A better focus, Waxman argued, would be using oversight power to delve into how Trump and the Republicans are governing: the regulations that are being overturned by executive fiat, as well as the officials who are running agencies whose very mission they oppose — some of whom are enriching themselves while they are at it.
“When they took the jobs in the Trump administration, they pledged to dismantle the agencies that they’re controlling. So we ought to say, well, how’s that going?” Waxman said. “These are very legitimate, focused investigations and oversight that will draw attention to the failure of people in this administration to enforce the laws that are on the books, which have very legitimate and essential purposes behind them.”
There would be no small irony if Republican officials were to find themselves staring at the business end of subpoenas from a Democratic-controlled House. Their party created the potential for abuse in 2015, when the GOP majority vastly expanded the ability of committee chairmen to issue them unilaterally, without consulting the ranking minority member or the rest of the panel.
In the four years that Rep. Darrell Issa (R-Calif.) sat in Waxman’s old seat as chairman of the House Committee on Oversight and Government Reform during the Obama administration, he issued more than 100 subpoenas without debate or vote by the committee. By the Democrats’ tally, that was more than the previous three chairmen combined.
Nor should we forget the Select Committee on Benghazi, whose chairman, Trey Gowdy (R-S.C.), issued 14 subpoenas unilaterally. Much of it was done with the intention of driving down Hillary Clinton’s poll numbers, as House Majority Leader Kevin McCarthy (R-Calif.) would later candidly admit.

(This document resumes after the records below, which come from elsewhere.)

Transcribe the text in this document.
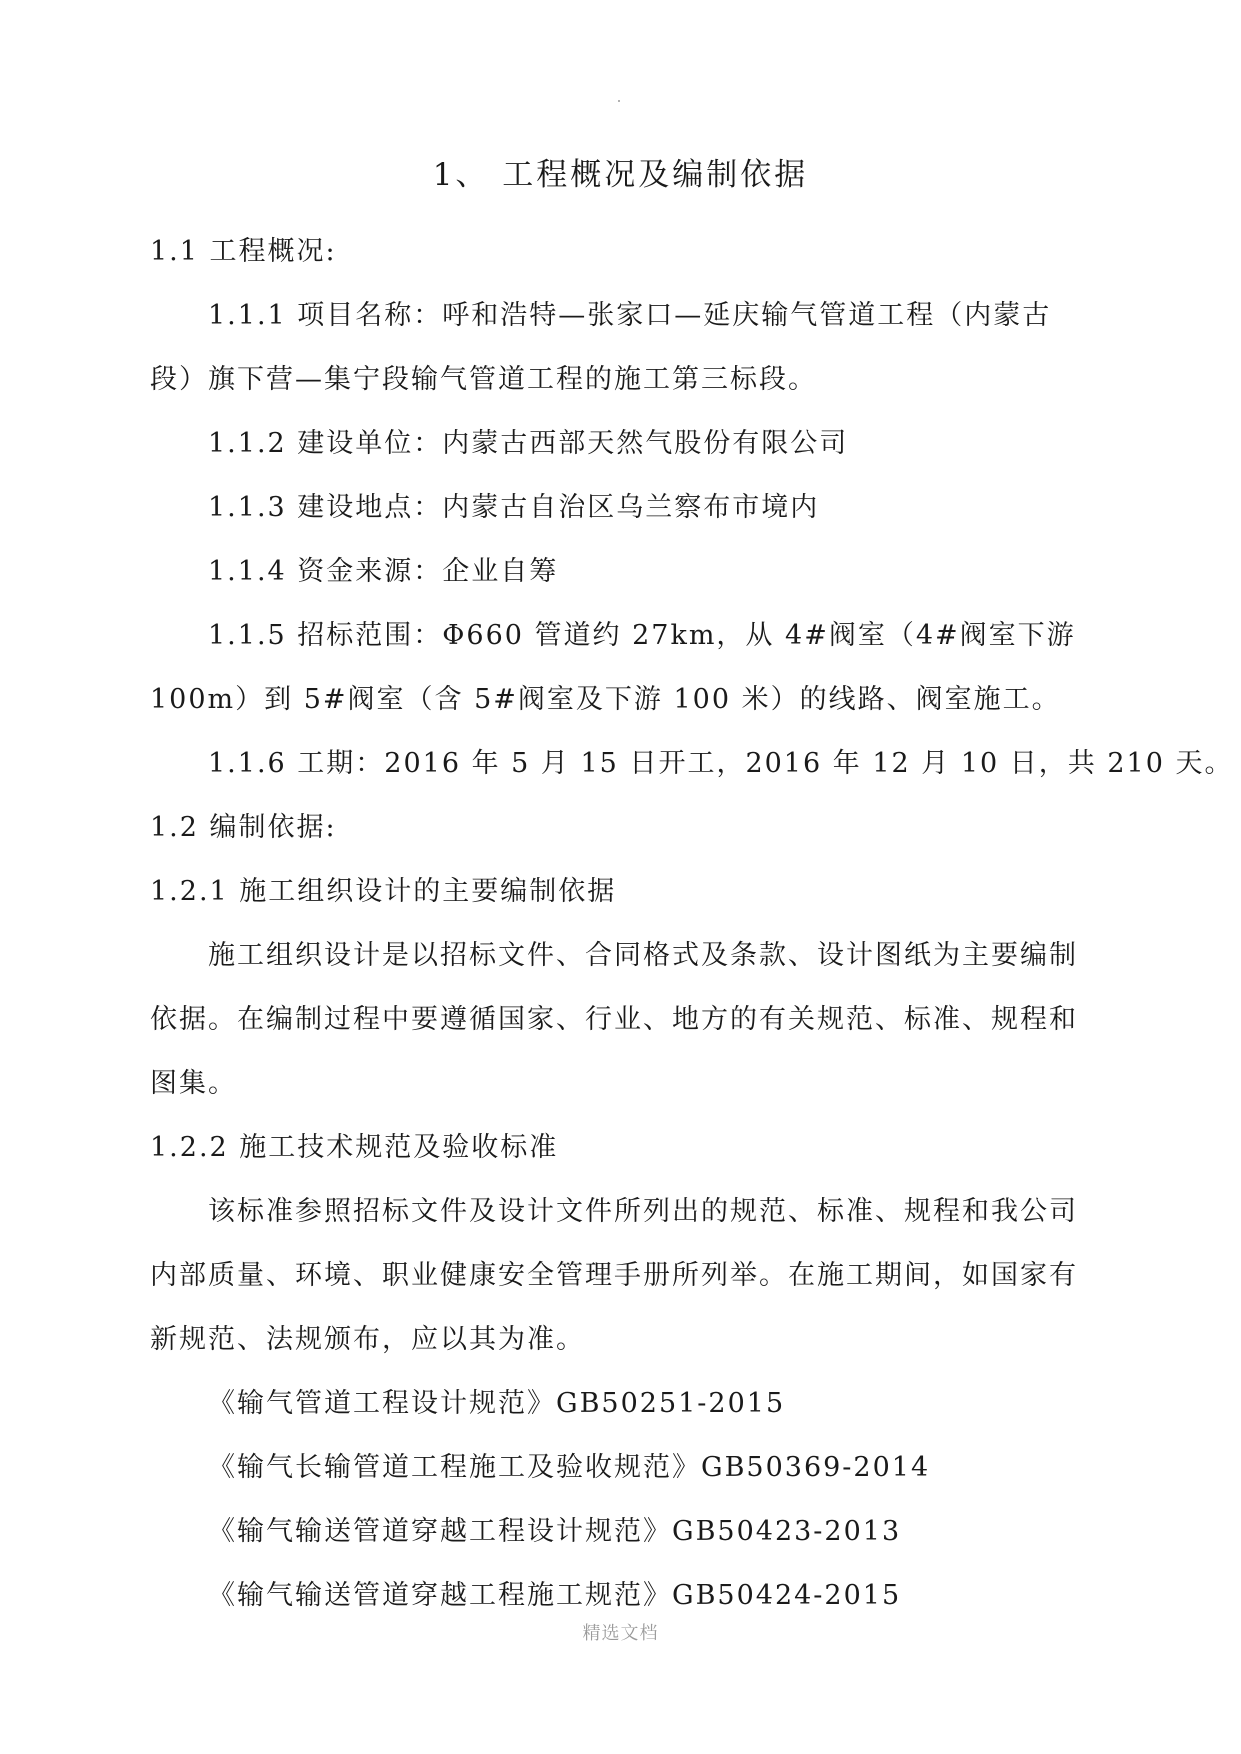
1、 工程概况及编制依据

1.1 工程概况:

1.1.1 项目名称：呼和浩特—张家口—延庆输气管道工程（内蒙古段）旗下营—集宁段输气管道工程的施工第三标段。

1.1.2 建设单位：内蒙古西部天然气股份有限公司

1.1.3 建设地点：内蒙古自治区乌兰察布市境内

1.1.4 资金来源：企业自筹

1.1.5 招标范围：Φ660 管道约 27km，从 4#阀室（4#阀室下游 100m）到 5#阀室（含 5#阀室及下游 100 米）的线路、阀室施工。

1.1.6 工期：2016 年 5 月 15 日开工，2016 年 12 月 10 日，共 210 天。

1.2 编制依据:

1.2.1 施工组织设计的主要编制依据

施工组织设计是以招标文件、合同格式及条款、设计图纸为主要编制依据。在编制过程中要遵循国家、行业、地方的有关规范、标准、规程和图集。

1.2.2 施工技术规范及验收标准

该标准参照招标文件及设计文件所列出的规范、标准、规程和我公司内部质量、环境、职业健康安全管理手册所列举。在施工期间，如国家有新规范、法规颁布，应以其为准。

《输气管道工程设计规范》GB50251-2015

《输气长输管道工程施工及验收规范》GB50369-2014

《输气输送管道穿越工程设计规范》GB50423-2013

《输气输送管道穿越工程施工规范》GB50424-2015

精选文档
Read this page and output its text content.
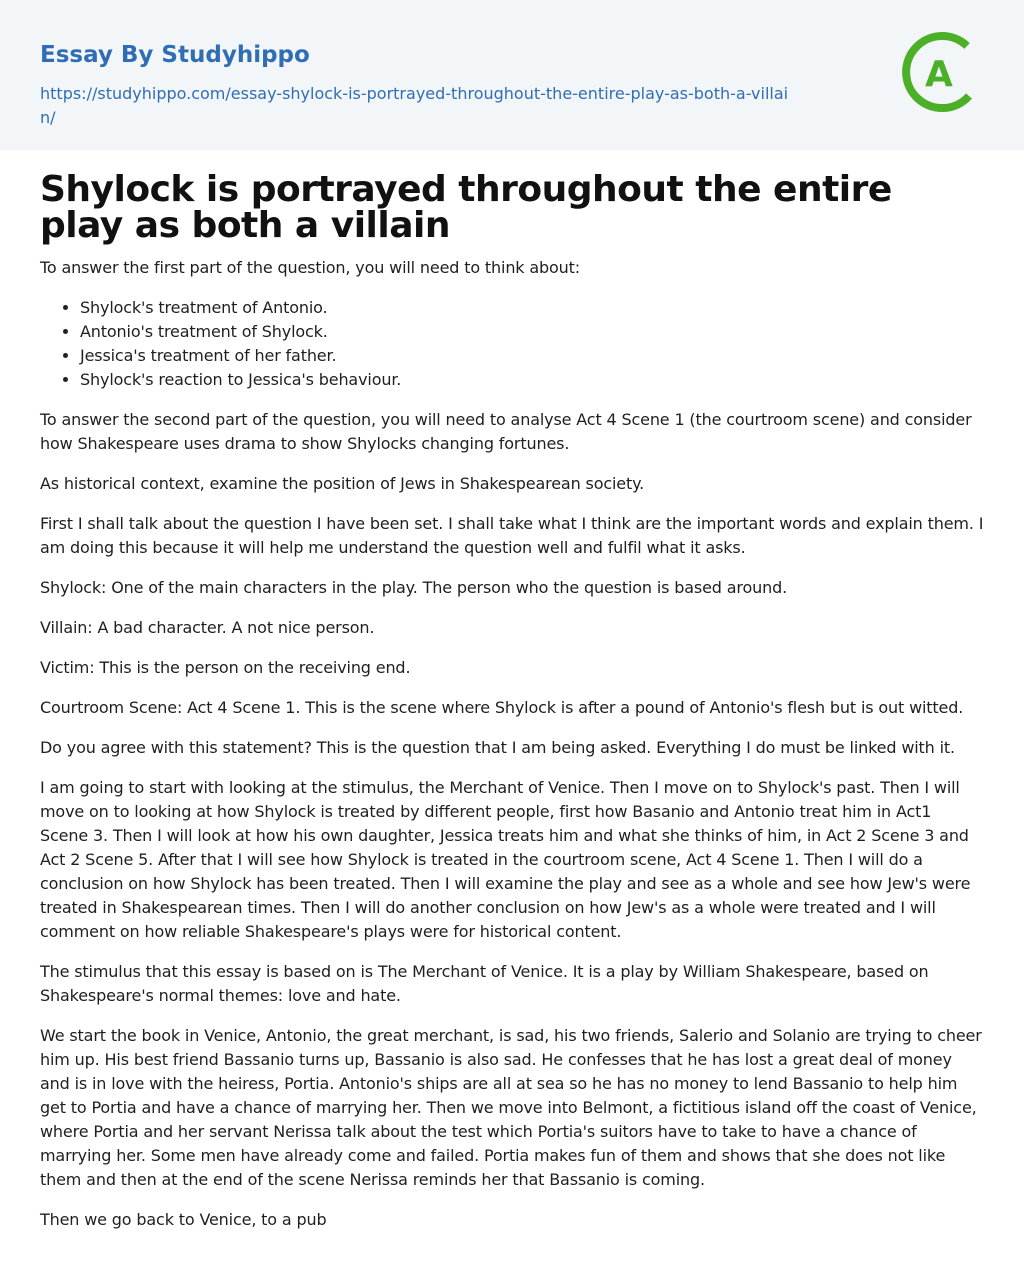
Essay By Studyhippo
https://studyhippo.com/essay-shylock-is-portrayed-throughout-the-entire-play-as-both-a-villain/
A
Shylock is portrayed throughout the entire play as both a villain

To answer the first part of the question, you will need to think about:

• Shylock's treatment of Antonio.
• Antonio's treatment of Shylock.
• Jessica's treatment of her father.
• Shylock's reaction to Jessica's behaviour.

To answer the second part of the question, you will need to analyse Act 4 Scene 1 (the courtroom scene) and consider how Shakespeare uses drama to show Shylocks changing fortunes.

As historical context, examine the position of Jews in Shakespearean society.

First I shall talk about the question I have been set. I shall take what I think are the important words and explain them. I am doing this because it will help me understand the question well and fulfil what it asks.

Shylock: One of the main characters in the play. The person who the question is based around.

Villain: A bad character. A not nice person.

Victim: This is the person on the receiving end.

Courtroom Scene: Act 4 Scene 1. This is the scene where Shylock is after a pound of Antonio's flesh but is out witted.

Do you agree with this statement? This is the question that I am being asked. Everything I do must be linked with it.

I am going to start with looking at the stimulus, the Merchant of Venice. Then I move on to Shylock's past. Then I will move on to looking at how Shylock is treated by different people, first how Basanio and Antonio treat him in Act1 Scene 3. Then I will look at how his own daughter, Jessica treats him and what she thinks of him, in Act 2 Scene 3 and Act 2 Scene 5. After that I will see how Shylock is treated in the courtroom scene, Act 4 Scene 1. Then I will do a conclusion on how Shylock has been treated. Then I will examine the play and see as a whole and see how Jew's were treated in Shakespearean times. Then I will do another conclusion on how Jew's as a whole were treated and I will comment on how reliable Shakespeare's plays were for historical content.

The stimulus that this essay is based on is The Merchant of Venice. It is a play by William Shakespeare, based on Shakespeare's normal themes: love and hate.

We start the book in Venice, Antonio, the great merchant, is sad, his two friends, Salerio and Solanio are trying to cheer him up. His best friend Bassanio turns up, Bassanio is also sad. He confesses that he has lost a great deal of money and is in love with the heiress, Portia. Antonio's ships are all at sea so he has no money to lend Bassanio to help him get to Portia and have a chance of marrying her. Then we move into Belmont, a fictitious island off the coast of Venice, where Portia and her servant Nerissa talk about the test which Portia's suitors have to take to have a chance of marrying her. Some men have already come and failed. Portia makes fun of them and shows that she does not like them and then at the end of the scene Nerissa reminds her that Bassanio is coming.

Then we go back to Venice, to a pub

That kind of behavior is not oversight; it is harassment. And it is dangerous. Unlike other kinds of subpoenas, those issued by Congress are not subject to judicial review. So there is no independent assessment of whether they are unreasonable, overly broad or onerous. The recipient has only two choices: comply or risk criminal prosecution for contempt.
Republicans have offered a model of how not to conduct legitimate congressional oversight. If voters decide to turn that power over to the Democrats, they should seize their opportunity to return this vital process to one that yields results the country will trust.